Gall midge insects have interesting relationships with the plants on which they lay their eggs. Newly hatched gall midge larvae burrow down into the plant stems of goldenrods and can stimulate the production of galls.
Galls are abnormals growths that can occur on the leaves, roots, stems or flowers of a plant and for the gall midge maggot, these galls provide shelter, food, and a place to lay eggs.
Mike Wise, a researcher at Roanoke College, has been studying goldenrod galls and the maggots that emerge from them throughout his career.
It was through dissecting thousands of galls that Wise discovered something extraordinary about the way newly hatched larvae flee to safety if their gall is compromised.
“If their galls are damaged in nature, they need to scoot to have a chance at survival,” said Wise.
The larva leaps into the air, circling in loops as it falls back down to the ground. Wise along with an expert on locomotion, Sheila Patek, investigated this surprising response.
“I knew Sheila was an expert in cool mechanisms of locomotion, so I wanted her opinion,” said Wise.
It took three years to film the Asphondylia maggots as they leaped into the air. The larvae are only three millimeters long, and what’s more, they only jump for a short time each year.

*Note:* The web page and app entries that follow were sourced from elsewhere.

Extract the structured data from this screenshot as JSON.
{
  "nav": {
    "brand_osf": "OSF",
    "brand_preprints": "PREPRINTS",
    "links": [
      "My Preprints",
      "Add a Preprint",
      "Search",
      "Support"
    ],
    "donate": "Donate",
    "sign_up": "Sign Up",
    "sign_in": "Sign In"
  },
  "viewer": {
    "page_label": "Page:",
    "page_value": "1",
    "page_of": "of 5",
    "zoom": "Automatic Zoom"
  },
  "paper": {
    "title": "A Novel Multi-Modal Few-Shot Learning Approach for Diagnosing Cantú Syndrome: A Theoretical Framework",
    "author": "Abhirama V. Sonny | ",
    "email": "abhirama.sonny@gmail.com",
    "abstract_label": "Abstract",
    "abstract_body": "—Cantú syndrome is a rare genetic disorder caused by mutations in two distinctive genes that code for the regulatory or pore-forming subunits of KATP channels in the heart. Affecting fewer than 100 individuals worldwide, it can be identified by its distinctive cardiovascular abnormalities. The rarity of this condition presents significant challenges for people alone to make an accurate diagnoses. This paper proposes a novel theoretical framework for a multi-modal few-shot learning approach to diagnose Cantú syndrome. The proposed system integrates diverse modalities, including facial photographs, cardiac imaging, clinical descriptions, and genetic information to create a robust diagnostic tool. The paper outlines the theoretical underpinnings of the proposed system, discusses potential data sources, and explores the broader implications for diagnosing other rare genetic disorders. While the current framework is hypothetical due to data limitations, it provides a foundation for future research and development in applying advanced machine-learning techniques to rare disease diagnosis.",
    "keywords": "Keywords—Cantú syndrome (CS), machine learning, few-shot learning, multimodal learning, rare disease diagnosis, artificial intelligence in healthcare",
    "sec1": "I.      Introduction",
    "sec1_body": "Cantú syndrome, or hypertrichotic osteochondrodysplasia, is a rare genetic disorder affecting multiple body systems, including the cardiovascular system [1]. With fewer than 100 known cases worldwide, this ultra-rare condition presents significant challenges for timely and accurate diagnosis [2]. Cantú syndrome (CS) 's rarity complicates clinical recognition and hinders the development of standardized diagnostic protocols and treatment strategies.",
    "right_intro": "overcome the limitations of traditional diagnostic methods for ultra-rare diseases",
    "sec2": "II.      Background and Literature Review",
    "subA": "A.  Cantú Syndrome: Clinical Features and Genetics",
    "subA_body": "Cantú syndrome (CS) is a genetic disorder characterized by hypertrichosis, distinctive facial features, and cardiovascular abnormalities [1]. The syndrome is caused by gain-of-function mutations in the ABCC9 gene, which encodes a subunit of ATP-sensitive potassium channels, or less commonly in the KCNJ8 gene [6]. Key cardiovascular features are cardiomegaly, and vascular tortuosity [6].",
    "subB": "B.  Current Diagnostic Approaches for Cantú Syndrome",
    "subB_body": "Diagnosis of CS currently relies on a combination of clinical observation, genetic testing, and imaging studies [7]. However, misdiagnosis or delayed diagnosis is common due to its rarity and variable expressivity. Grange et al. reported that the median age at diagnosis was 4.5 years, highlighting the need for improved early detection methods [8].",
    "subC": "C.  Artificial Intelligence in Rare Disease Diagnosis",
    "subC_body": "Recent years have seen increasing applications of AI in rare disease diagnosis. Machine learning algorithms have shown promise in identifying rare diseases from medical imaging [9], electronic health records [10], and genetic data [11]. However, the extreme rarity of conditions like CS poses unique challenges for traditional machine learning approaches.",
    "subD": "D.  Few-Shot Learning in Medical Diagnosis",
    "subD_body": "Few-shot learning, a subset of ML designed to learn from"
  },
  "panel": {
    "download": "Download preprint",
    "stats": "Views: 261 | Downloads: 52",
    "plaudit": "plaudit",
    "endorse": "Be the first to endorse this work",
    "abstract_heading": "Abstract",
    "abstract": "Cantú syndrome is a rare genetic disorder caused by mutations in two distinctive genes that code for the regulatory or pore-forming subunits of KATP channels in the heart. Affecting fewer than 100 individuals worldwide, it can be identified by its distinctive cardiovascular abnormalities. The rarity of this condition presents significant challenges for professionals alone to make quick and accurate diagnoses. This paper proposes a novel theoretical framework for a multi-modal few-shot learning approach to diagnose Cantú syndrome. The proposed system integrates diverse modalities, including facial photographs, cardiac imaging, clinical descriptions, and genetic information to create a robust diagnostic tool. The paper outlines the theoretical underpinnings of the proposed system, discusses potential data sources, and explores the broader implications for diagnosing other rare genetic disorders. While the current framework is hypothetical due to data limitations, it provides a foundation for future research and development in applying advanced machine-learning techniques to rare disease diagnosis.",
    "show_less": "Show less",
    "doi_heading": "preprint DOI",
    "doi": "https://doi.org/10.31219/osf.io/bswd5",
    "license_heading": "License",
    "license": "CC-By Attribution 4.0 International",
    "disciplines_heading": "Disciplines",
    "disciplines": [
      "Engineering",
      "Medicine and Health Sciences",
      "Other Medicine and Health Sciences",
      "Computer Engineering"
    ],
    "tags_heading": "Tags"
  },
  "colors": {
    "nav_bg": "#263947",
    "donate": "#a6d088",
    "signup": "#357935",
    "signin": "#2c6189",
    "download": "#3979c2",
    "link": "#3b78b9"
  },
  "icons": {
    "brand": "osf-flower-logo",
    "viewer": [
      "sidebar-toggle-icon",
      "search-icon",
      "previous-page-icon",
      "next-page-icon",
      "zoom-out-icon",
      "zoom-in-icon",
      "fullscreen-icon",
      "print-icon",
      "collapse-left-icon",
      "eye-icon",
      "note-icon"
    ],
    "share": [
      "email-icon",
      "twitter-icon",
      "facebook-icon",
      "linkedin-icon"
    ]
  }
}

Collecting enough larvae and perfecting a technique to film the leap in its entirety took a lot of time and patience.
“We had to zoom in with the camera lens to see the animal clearly and then we had to operate within a small field of view on our computer screen,” said Grace Farley, a member of the research team. “We really had to work as a team and communicate’.
After filming enough maggots, the researchers discovered that the larva curls its body into a loop as it prepares to jump. Once both ends of the maggot’s body meet, the animal continues to compress its lower half until a kink starts to form which serves as a makeshift leg.
This leg pushes off the ground and catapults the maggot into the air. This move may seem dangerous and costly energy-wise, but Gregg Sutton from the University of Lincoln in the UK calculated that crawling was 28.75 times more costly than jumping.
The researchers found the maggot can lock into a looped position thanks to microscopic hairs at both ends of its body.
The study, published in the Journal of Experimental Biology, helps shed light on this gravity-defying defense mechanism that maggots can use if their galls are damaged.